In a very different sphere, in present-day Italy, Giorgia Meloni’s government has appointed former MSI members to positions of cultural influence. Gennaro Sangiuliano, who was the Italian minister of culture from 2022 to 2024, vowed to overturn what he labeled “left-wing cultural hegemony.” To that end, he announced the creation of several new museums, including one devoted to the Italian language and another to italianità (“Italianness”) — though neither has materialized so far. Sangiuliano’s successor as minister for culture, Alessandro Giuli, is even more of a Gramsci admirer. Yet it remains uncertain whether Italy’s postfascist cultural policymakers can reshape the nation’s cultural dynamics.

The Limits of Right Gramscianism

What lessons can be drawn from the far right’s embrace of Gramsci over the past half century? From a left perspective, its pervasiveness among archconservatives and rabid anti-socialists across the world since the 1970s can feel like an act of political theft. Worse still, it has been argued that “inverting Gramsci” has played a significant role in the global radical right’s recent political successes — among which one may cite the electoral victories of Orbán, Narendra Modi, Trump, Bolsonaro, Meloni, and Milei.

However, the notion that strands of the present-day far right have become genuinely Gramscian is fanciful. As we contend elsewhere, Gramsci’s ideas were steeped in the fundamentals of Marxism, including the class struggle between the bourgeoisie and the proletariat and the determining role of material configurations in the formation and reproduction of ideology. This core aspect of Gramscian thought was lost on de Benoist and the generations of rightists who inherited his distorted interpretation of Gramsci rather than engaging directly with the Prison Notebooks.

For Gramsci, in true Marxist fashion, hegemony was not merely cultural — it was always tied to class relations. It unfolds simultaneously across economic, political, and ideological spheres, making its reduction to “cultural hegemony” an oversimplification. In terms of political strategy, this right-wing distortion of Gramsci’s thought reduces the war of position to a mere “battle of ideas” or “culture war” — as if narrative contestation alone could transform a social order.

Mistaking Crisis Politics for Success

Distinguishing Right Gramscianism from Gramsci’s own conceptions is one thing; assessing its success on its own terms is another. The evidence here is perhaps not as straightforward as it seems, and there is a risk of reading the causality backwards.

Did Donald Trump’s victories in 2016 and 2024 result — as the Right Gramscianist formula would have it — from right-wing cultural activists successfully shifting the moral values and common sense of the US electorate and establishing “cultural hegemony” in American society before he descended his golden escalator? If this were the case, it would certainly flatter the right-wing Gramscianists’ egos, yet such a narrative feels distorted and simplistic.

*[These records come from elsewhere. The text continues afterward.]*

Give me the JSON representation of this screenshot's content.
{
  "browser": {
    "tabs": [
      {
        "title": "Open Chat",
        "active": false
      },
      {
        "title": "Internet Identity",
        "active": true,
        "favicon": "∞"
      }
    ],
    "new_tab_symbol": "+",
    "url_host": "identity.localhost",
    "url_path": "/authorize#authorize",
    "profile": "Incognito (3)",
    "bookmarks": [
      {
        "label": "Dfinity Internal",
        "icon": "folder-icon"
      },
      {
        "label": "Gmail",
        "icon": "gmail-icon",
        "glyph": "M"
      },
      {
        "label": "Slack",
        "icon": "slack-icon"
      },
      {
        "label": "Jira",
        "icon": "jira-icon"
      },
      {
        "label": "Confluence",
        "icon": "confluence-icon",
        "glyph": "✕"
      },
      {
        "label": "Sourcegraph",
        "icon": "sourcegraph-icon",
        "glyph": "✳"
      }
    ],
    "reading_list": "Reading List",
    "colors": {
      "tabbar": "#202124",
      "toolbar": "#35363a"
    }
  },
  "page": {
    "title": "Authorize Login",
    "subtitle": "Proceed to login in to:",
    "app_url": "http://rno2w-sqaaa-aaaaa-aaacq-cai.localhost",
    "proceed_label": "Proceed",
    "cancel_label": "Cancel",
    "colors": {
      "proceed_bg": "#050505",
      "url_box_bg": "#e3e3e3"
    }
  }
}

On some important social issues — including acceptance of LGBTQ rights and views on race relations — opinion surveys show US voters gradually moving away from conservative and reactionary positions over time, not toward them.

More plausibly, Trumpism as an electoral force and far-right cultural activism developed symbiotically, feeding on each other. Both were ultimately enabled by the political and ideological space created by popular discontent with the socioeconomic status quo — particularly in the wake of the 2008 financial crisis and during the Barack Obama presidency.

Gramsci understood that politics and culture are closely intertwined and shape each other, rather than politics simply being “downstream” of culture. For him, the war of position was not just about exerting influence on the media, education, science, religion, high culture, and the arts — important as these institutions of “civil society” are. Crucially, it also meant constructing and steering mass organizations capable of sustaining political mobilization of the working class.

If anything, the Left would do better to draw inspiration from the example and thought of Gramsci himself, rather than attempt to emulate the Right Gramscianists.